Il protagonista dei romanzi di Dan Brown ha avuto la sua iniziazione cinematografica proprio tra le mura del museo con più visitatori al mondo: Il codice Da Vinci (2006) ce lo presenta con le fattezze di Tom Hanks, aiutato da un’ Audrey Tautou nelle vesti di Sophie Neveu. La pellicola ha dato modo al regista Ron Howard (A beautiful mind, Rush) di far parlare di sè anche in Vaticano e, di certo, non per la sinuosità dei suoi movimenti di macchina.
Il cielo si sta imbrunendo e la stanchezza si fa sentire, quello che ci vorrebbe è un bel tour in Bateau Mouche in modo che Quasimodo non sprechi neanche un attimo del poco tempo che gli è rimasto per visitare Parigi. Sarebbe meglio compiere prima l’ultimo viaggio temporale per portarlo fino ai giorni nostri. Detto fatto: la Senna lo culla su un battello gremito di turisti che fende l’acqua nel punto in cui si riflette la luce di un immenso pannello pubblicitario composto da milioni di LED.
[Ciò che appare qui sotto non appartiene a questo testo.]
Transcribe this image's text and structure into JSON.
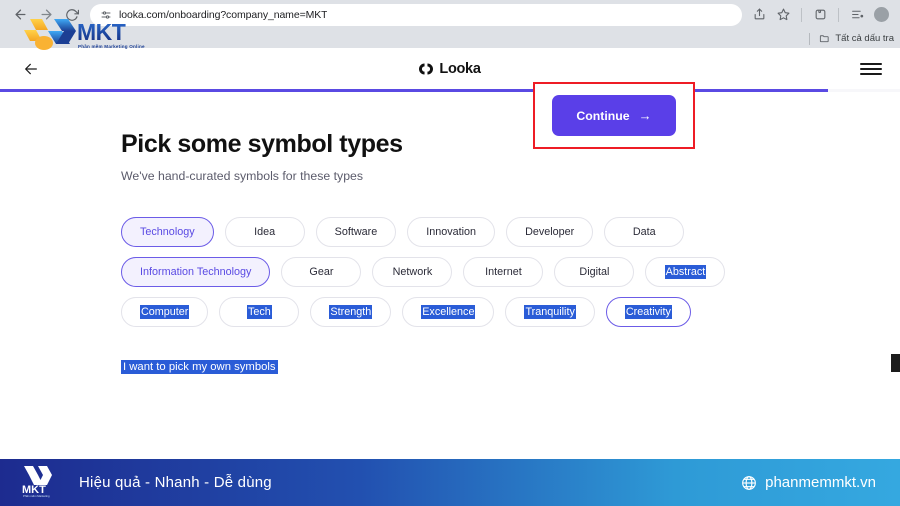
{
  "browser": {
    "back_icon": "arrow-left-icon",
    "forward_icon": "arrow-right-icon",
    "reload_icon": "reload-icon",
    "site_settings_icon": "tune-icon",
    "url_prefix": "looka.com",
    "url_rest": "/onboarding?company_name=",
    "url_suffix": "MKT",
    "url_full": "looka.com/onboarding?company_name=MKT",
    "share_icon": "share-icon",
    "bookmark_icon": "star-icon",
    "extensions_icon": "puzzle-icon",
    "split_icon": "reading-list-icon",
    "profile_icon": "avatar-icon",
    "bookmarks_folder_icon": "folder-icon",
    "bookmarks_label": "Tất cả dấu tra"
  },
  "overlay": {
    "logo_name": "mkt-logo-watermark",
    "logo_text": "MKT",
    "logo_tagline": "Phần mềm Marketing Online"
  },
  "header": {
    "back_icon": "arrow-left-icon",
    "brand_mark": "looka-mark-icon",
    "brand_name": "Looka",
    "menu_icon": "hamburger-menu-icon"
  },
  "progress": {
    "percent": 92,
    "color": "#5a4ae3"
  },
  "main": {
    "title": "Pick some symbol types",
    "subtitle": "We've hand-curated symbols for these types",
    "continue_label": "Continue",
    "continue_arrow": "→",
    "continue_color": "#5a3fe8",
    "annotation_color": "#ee1c25",
    "own_symbols_label": "I want to pick my own symbols",
    "own_symbols_highlighted": true,
    "chip_rows": [
      [
        {
          "label": "Technology",
          "selected": true,
          "highlighted": false
        },
        {
          "label": "Idea",
          "selected": false,
          "highlighted": false
        },
        {
          "label": "Software",
          "selected": false,
          "highlighted": false
        },
        {
          "label": "Innovation",
          "selected": false,
          "highlighted": false
        },
        {
          "label": "Developer",
          "selected": false,
          "highlighted": false
        },
        {
          "label": "Data",
          "selected": false,
          "highlighted": false
        }
      ],
      [
        {
          "label": "Information Technology",
          "selected": true,
          "highlighted": false
        },
        {
          "label": "Gear",
          "selected": false,
          "highlighted": false
        },
        {
          "label": "Network",
          "selected": false,
          "highlighted": false
        },
        {
          "label": "Internet",
          "selected": false,
          "highlighted": false
        },
        {
          "label": "Digital",
          "selected": false,
          "highlighted": false
        },
        {
          "label": "Abstract",
          "selected": false,
          "highlighted": true
        }
      ],
      [
        {
          "label": "Computer",
          "selected": false,
          "highlighted": true
        },
        {
          "label": "Tech",
          "selected": false,
          "highlighted": true
        },
        {
          "label": "Strength",
          "selected": false,
          "highlighted": true
        },
        {
          "label": "Excellence",
          "selected": false,
          "highlighted": true
        },
        {
          "label": "Tranquility",
          "selected": false,
          "highlighted": true
        },
        {
          "label": "Creativity",
          "selected": true,
          "highlighted": true
        }
      ]
    ]
  },
  "banner": {
    "logo_name": "mkt-logo-banner",
    "logo_text": "MKT",
    "slogan": "Hiệu quả - Nhanh  - Dễ dùng",
    "globe_icon": "globe-icon",
    "website": "phanmemmkt.vn"
  }
}
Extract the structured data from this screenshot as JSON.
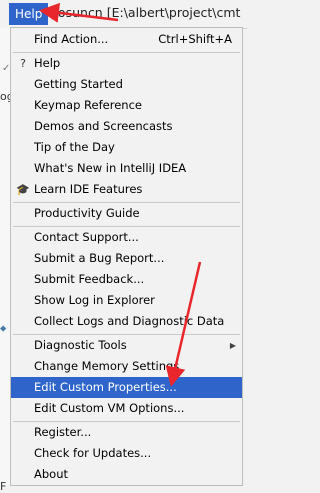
{
  "menubar": {
    "help_label": "Help",
    "path_text": "gosuncn [E:\\albert\\project\\cmt"
  },
  "gutter": {
    "frag_a": "✓",
    "frag_b": "og",
    "frag_c": "⬥",
    "frag_d": "F"
  },
  "menu": {
    "find_action": {
      "label": "Find Action...",
      "shortcut": "Ctrl+Shift+A"
    },
    "help": {
      "label": "Help",
      "icon": "?"
    },
    "getting_started": "Getting Started",
    "keymap_reference": "Keymap Reference",
    "demos": "Demos and Screencasts",
    "tip_of_day": "Tip of the Day",
    "whats_new": "What's New in IntelliJ IDEA",
    "learn_ide": {
      "label": "Learn IDE Features",
      "icon": "🎓"
    },
    "productivity": "Productivity Guide",
    "contact_support": "Contact Support...",
    "submit_bug": "Submit a Bug Report...",
    "submit_feedback": "Submit Feedback...",
    "show_log": "Show Log in Explorer",
    "collect_logs": "Collect Logs and Diagnostic Data",
    "diagnostic_tools": "Diagnostic Tools",
    "change_memory": "Change Memory Settings",
    "edit_custom_properties": "Edit Custom Properties...",
    "edit_custom_vm": "Edit Custom VM Options...",
    "register": "Register...",
    "check_updates": "Check for Updates...",
    "about": "About"
  },
  "colors": {
    "selection": "#2f65ca",
    "annotation": "#e8262c"
  }
}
Rimane seduto per un lungo periodo di tempo, ammirando i palazzi a strapiombo sul fiume e i ponti che lo sovrastano; fin quando in lontananza qualcosa cattura la sua attenzione. Un cono gigante con la punta rivolta verso l’alto illumina il cielo come un frammento di stella poggiato sulla terra.
Lui non lo sa, ma si trova davanti all’universale simbolo di Parigi: la Tour Eiffel. Fu costruita dal 1887 al 1889 (anno in cui ebbe luogo in città l’esposizione universale) e prende il nome dal suo progettista Gustave Alexandre Eiffel. Nonostante la titubanza nel salire in ascensore, riesce a raggiungere l’ultimo piano e a sedersi nel ristorante che gode di una delle viste più spettacolari che ci siano. Ordina di tutto, i migliori piatti della cucina francese gli vengono serviti con una gentilezza che credeva spettasse solo ad un re. Non ci stupiremmo poi chissà quanto se scoprissimo che lo chef del ristorante fosse un piccolo ratto dall’olfatto sopraffino intento a preparare foie gras, escargot e a cimentarsi nell’arte della nouvelle cuisine.
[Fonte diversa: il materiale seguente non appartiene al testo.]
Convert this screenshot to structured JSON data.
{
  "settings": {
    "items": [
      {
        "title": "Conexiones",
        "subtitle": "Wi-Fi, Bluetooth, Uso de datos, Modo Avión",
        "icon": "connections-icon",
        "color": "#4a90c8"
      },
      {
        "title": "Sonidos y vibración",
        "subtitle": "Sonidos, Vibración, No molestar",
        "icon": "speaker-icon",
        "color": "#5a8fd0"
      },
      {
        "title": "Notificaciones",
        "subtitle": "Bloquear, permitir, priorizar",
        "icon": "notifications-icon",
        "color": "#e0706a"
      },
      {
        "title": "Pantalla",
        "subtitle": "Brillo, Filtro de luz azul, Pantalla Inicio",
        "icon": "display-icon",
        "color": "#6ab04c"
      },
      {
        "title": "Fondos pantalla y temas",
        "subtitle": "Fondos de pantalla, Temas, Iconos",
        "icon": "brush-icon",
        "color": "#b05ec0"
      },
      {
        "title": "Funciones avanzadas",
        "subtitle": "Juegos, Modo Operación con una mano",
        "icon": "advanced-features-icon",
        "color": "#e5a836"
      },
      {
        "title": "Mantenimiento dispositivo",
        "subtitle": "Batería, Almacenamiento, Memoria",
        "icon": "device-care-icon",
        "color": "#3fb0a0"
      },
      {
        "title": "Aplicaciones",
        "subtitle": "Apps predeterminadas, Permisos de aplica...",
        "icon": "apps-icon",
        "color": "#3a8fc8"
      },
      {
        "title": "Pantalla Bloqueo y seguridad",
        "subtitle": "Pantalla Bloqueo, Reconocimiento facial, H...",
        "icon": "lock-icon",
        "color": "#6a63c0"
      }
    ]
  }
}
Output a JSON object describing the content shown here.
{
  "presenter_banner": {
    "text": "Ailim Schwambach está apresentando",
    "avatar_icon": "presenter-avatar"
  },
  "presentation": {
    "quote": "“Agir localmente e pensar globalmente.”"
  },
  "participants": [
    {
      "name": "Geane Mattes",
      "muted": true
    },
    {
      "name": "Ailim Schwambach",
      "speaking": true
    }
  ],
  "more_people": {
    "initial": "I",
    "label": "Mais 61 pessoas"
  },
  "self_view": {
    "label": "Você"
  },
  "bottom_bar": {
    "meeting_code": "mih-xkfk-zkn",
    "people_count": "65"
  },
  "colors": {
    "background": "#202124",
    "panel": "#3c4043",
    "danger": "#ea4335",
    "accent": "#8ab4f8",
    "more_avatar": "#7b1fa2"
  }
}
Non dimentichiamo che Ratatouille non è solo un piatto provenzale a base di verdure stufate, ma anche il titolo di un film d’animazione targato Pixar del 2007, nonchè il nome del talentuoso roditore.
E a proposito di topi… dai un’occhiata QUI
Quasimodo ha finito di cenare ma non sembra intenzionato a schiodarsi da quella sedia; non tanto per pigrizia quanto per la meraviglia. Da lassù gode di un panorama diametralmente opposto a quello che ha sempre visto dal campanile di Notre Dame e, soprattutto, trasportato in un futuro che sa di non poter mai più vivere. Riesce addirittura a scorgere la cattedrale ma sa che, una volta tornato nel passato, non ci sarà modo di vedere la “Tour”. Spenderà le ore che lo dividono dalla sua epoca in cima a quella torre, aspetterà che un rivolo di luce inondi un pezzettino di cielo per poi tornare alla sua triste normalità. La giornata che ricorderà per il resto della sua vita non è stata chissà quanto tanto diverso dal paio d’ore che amiamo trascorrere in una sala cinematografica: ci facciamo trasportare in mondi inventati da altri nei quali non riusciamo a non immergerci, con la consapevolezza che l’ultimo frame di pellicola sfumerà nel nero dei titoli di coda, inghiottito dal riaccendersi delle luci. E l’unico posto in cui potrà sopravvivere la lacrima che ci ha rigato il viso un attimo prima, è nel buio della parte più interna di noi.